El fuego de la batalla ya no ardía muy brillantemente en el espíritu de este guerrero. De la quietud había nacido la introspección. Eligió analizar sus sentimientos antes que distinguirse por un acto de valentía y devoción. El resultado fue profundamente deprimente. Se cubrió la cara con las manos y lanzó un quejido.
El ronco murmullo de la batalla se hizo más y más nítido hacia la derecha; en verdad, el murmullo se había convertido en un rugido, los latidos en truenos.
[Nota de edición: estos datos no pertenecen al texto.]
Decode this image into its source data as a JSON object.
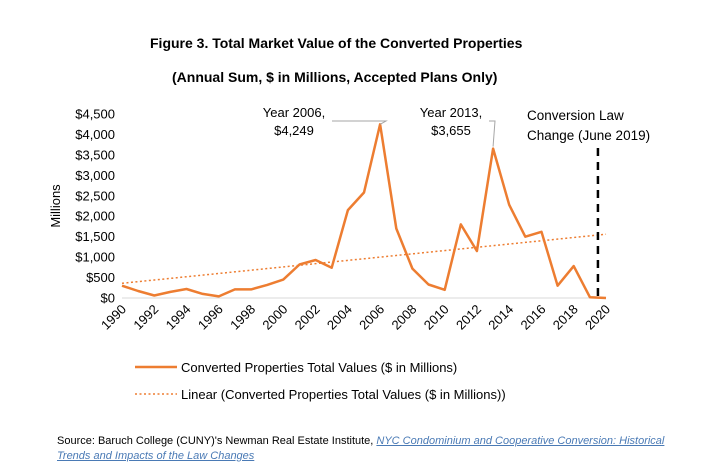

Los sonidos se habían desplazado oblicuamente hacia el frente; evidentemente estaban rechazando al enemigo, y el momento propicio para avanzar contra el ángulo saliente de su línea llegaría pronto. El silencio y el misterio en el frente resultaban ominosos; todos los sentían un mal presagio para los atacantes.
Detrás de las líneas sonaron los cascos de caballos que galopaban; los hombres se volvieron para mirar. Una docena de oficiales del estado mayor cabalgaban hacia los diversos comandantes de brigada y de regimiento, que habían vuelto a montar. Un momento más tarde, un coro de voces gritaba desordenadamente las mismas palabras: «¡Atención, batallón!» Los hombres se pusieron de pie de un salto y fueron alineados por los comandantes de la compañía. Esperaban la palabra «Adelante». Esperaban, también, con corazones desbocados y dientes apretados, las ráfagas de hierro y plomo que los destruirían en cuanto se movieran para obedecer aquella palabra. La palabra no se daba; la tempestad no estallaba. La demora era horrible, enloquecedora. ¡Exasperaba como una tregua en la guillotina!
El capitán Graffenreid estaba de pie a la cabeza de su compañía, con el muerto a sus pies. Escuchó la batalla a la derecha: el golpeteo y el estallido de los fusiles, el incesante tronar de los cañones, los gritos interrumpidos de los combatientes. Observó las nubes de humo que se elevaban desde los bosques lejanos. Notó el silencio siniestro del que tenían delante. Estos extremos contrastantes afectaron toda la gama de sus sentidos. La tensión sobre su organización nerviosa fue insoportable. Sentía frío y calor. Jadeaba como un perro y luego olvidaba respirar hasta que el vértigo se lo recordaba.
Repentinamente se tranquilizó mirando hacia el suelo, los ojos se habían posado sobre su espada desnuda mientras la sostenía con la punta hacia la tierra. Pensó que se parecía en algo a la hoja corta y pesada de los antiguos romanos. ¡La imagen estaba cargada de sugerencias malignas, fatales, heroicas!
El sargento que se encontraba parado justo detrás del capitán Graffenreid observó entonces algo extraño. Su atención fue atraída por un movimiento poco común de aquel hombre -un repentino y enérgico lanzar las manos hacia adelante y luego hacia sí mismo, con los codos abiertos, como remando, y vio surgir de entre los omóplatos del capitán una brillante punta de metal que se prolongaba casi medio brazo de longitud: ¡una hoja de espada! Estaba levemente manchada de carmesí, y su punta se acercó tanto y tan rápidamente al pecho del sargento que éste dio un salto atrás, alarmado. En ese momento el capitán Graffenreid cayó pesadamente hacia adelante y murió.
Una semana más tarde, el teniente general que comandaba el cuerpo izquierdo del ejército federal enviaba el siguiente informe: «Tengo el honor de informar, respecto de la acción del 19 próximo pasado, que debido a la retirada del enemigo para reforzar su flanco izquierdo derrotado, mis fuerzas no se vieron acosadas seriamente. Mis bajas fueron las que siguen: muertos, un oficial, un hombre».